XgBoost : <account_id>.dkr.ecr.us-east-2.amazonaws.com/xgboost:latest
I run the following commands to build and tag images from dockerfile:
-> $ docker build -t <codeimage>:<tag>
Successfully built <id>
Successfully tagged <codeimage>:<tag>

-> $ docker build -t <account.id>.dkr.ecr.<region>.amazonaws.com/<codeimage>
Successfully build <id>
Successfully tagged <url>

-> $ docker images
-Check all images with tags

-> $ docker tag [image name]:[tag] [repository URI]

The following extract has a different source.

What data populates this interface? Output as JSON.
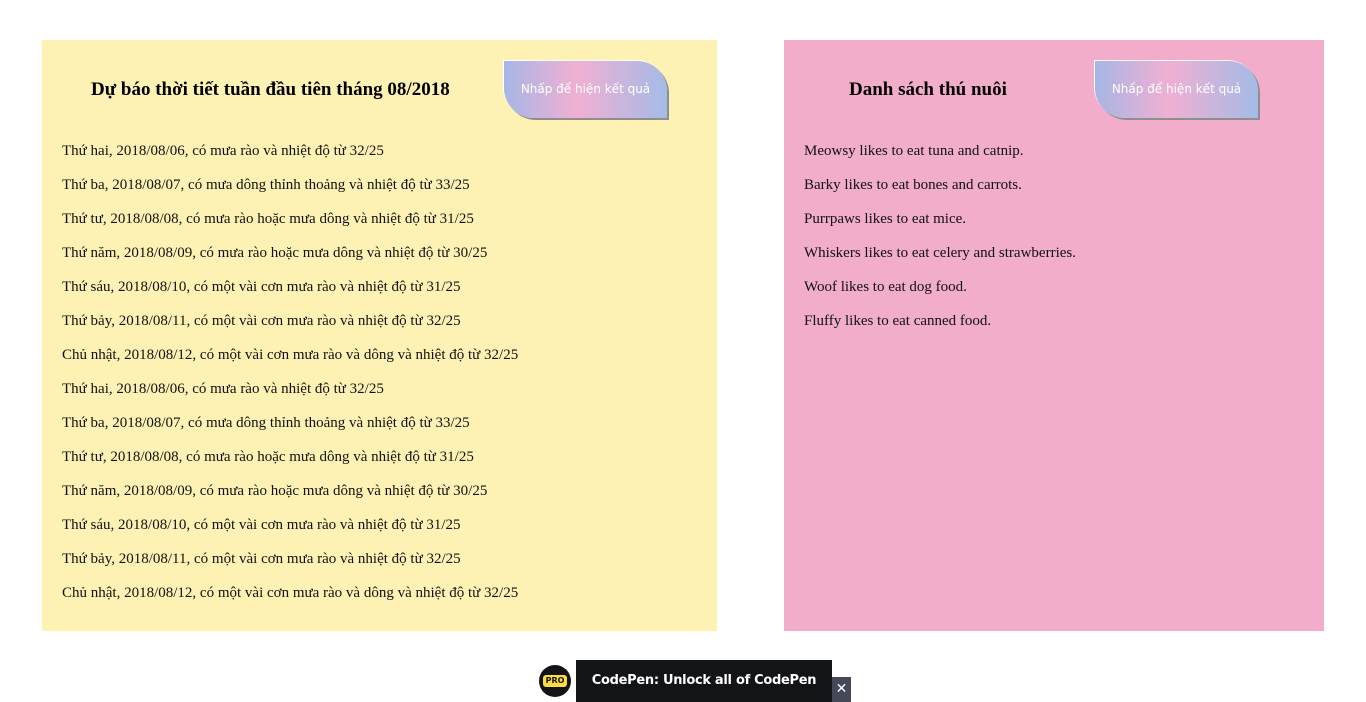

> $ sudo aws ecr get-login-password | sudo docker login –username AWS –password -stdin [account.id].dkr.ecr.[region].amazonaws.com
Login Succedded

> $ sudo docker push [account.id].dkr.ecr.[region].amazonaws.com/[repository name]

<id> Pushed

<id> Pushed

Docker Images enter image description here

Docker image is also push in Docker Hub by creating repository with same name which we gave in ECR. enter image description here

After All these settings and things when I upload .csv or .xls file after sometime I got the same error during training model which is training failed as mentions upper and my process is not completed at 100%. enter image description here

After setting all these things and permissions process is not completed yet and getting this error can anyone help me for process these?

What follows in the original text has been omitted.